Ce n'est pas le film le plus novateur, le plus audacieux, ni même le plus remarquable pour passer une soirée, mais c'est un travail honnête et un bon B-movie. Monastère, Écosse, passé sombre, avenir trouble, et tout cela pour confirmer l'idée principale des films d'horreur de ces dernières années : être un fantôme, c'est d'abord être très seul. Quelque chose dans ce genre, mais nettement plus intelligent, se trouvait chez Lowery dans « A Ghost Story » et chez Oz Perkins dans le terriblement beau « I Am the Pretty Thing That Lives in the House ».

Il est clair que les expériences du premier réalisateur et la poésie du second ne sont pas ce qui fait la force du metteur en scène Christopher Smith, mais son film ne cherche pas non plus à réinventer ces œuvres remarquables à leur manière (bien que le film de Perkins semble avoir plu à trois spectateurs et demi, mais c'est un travail extrêmement atmosphérique et une poésie pure), il traduit plutôt leurs idées sur les rails du film d'horreur de studio. Curieusement, le résultat est intéressant : même si ce n'est pas tant un film qu'un fantôme de film, une parabole esquissée en pointillés sur le fait que tout ce qui semble mal n'est pas mal, c'est exactement le genre de cinéma qui, en le regardant, fait penser à Roger Corman et fait verser une larme de plaisir.

Cependant, malgré l'intrigue policière embrouillée et la complexité des questions existentielles, le principal mystère du film est, bien sûr, son titre.
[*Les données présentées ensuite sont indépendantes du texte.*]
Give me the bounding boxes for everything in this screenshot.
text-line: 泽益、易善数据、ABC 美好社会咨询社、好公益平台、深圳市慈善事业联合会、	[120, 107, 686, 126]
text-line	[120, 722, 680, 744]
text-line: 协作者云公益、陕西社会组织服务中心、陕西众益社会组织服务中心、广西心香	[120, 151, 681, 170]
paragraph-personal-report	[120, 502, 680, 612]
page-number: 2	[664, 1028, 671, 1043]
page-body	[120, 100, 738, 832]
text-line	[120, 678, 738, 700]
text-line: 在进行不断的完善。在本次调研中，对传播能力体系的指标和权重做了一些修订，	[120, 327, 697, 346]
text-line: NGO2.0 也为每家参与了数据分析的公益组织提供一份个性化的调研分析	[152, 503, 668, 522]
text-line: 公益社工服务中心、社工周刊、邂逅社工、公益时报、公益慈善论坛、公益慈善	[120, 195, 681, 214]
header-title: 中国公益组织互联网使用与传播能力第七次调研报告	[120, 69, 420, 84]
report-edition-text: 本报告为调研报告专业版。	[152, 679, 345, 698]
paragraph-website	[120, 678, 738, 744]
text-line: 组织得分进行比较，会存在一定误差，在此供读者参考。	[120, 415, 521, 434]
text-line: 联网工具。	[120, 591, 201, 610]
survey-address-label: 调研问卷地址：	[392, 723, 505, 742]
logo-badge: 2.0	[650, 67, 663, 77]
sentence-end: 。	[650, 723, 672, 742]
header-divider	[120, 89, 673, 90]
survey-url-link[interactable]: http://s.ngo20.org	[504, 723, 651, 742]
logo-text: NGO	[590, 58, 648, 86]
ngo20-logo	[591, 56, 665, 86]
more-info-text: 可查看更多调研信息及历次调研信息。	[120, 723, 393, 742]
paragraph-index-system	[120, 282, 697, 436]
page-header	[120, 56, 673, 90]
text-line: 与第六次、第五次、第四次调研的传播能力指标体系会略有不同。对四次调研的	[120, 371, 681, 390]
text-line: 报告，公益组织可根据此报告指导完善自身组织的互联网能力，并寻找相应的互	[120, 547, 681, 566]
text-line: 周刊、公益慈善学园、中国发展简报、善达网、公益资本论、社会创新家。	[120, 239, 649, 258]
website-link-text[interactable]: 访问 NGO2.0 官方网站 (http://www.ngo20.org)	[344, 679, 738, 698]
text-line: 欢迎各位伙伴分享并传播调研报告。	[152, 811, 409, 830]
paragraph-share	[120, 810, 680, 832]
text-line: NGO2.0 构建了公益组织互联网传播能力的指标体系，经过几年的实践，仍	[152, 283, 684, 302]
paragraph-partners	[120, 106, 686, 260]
Si l'on peut encore s'accommoder du mot « malédiction », à quoi se réfère exactement « l'initiation », franchement, ce n'est pas tout à fait clair, mais à cheval donné on ne regarde pas les dents. Et pour la distribution nationale dans son état actuel, un B-movie sur la façon de vivre si l'on est le mal mondial est, bien sûr, un véritable cadeau.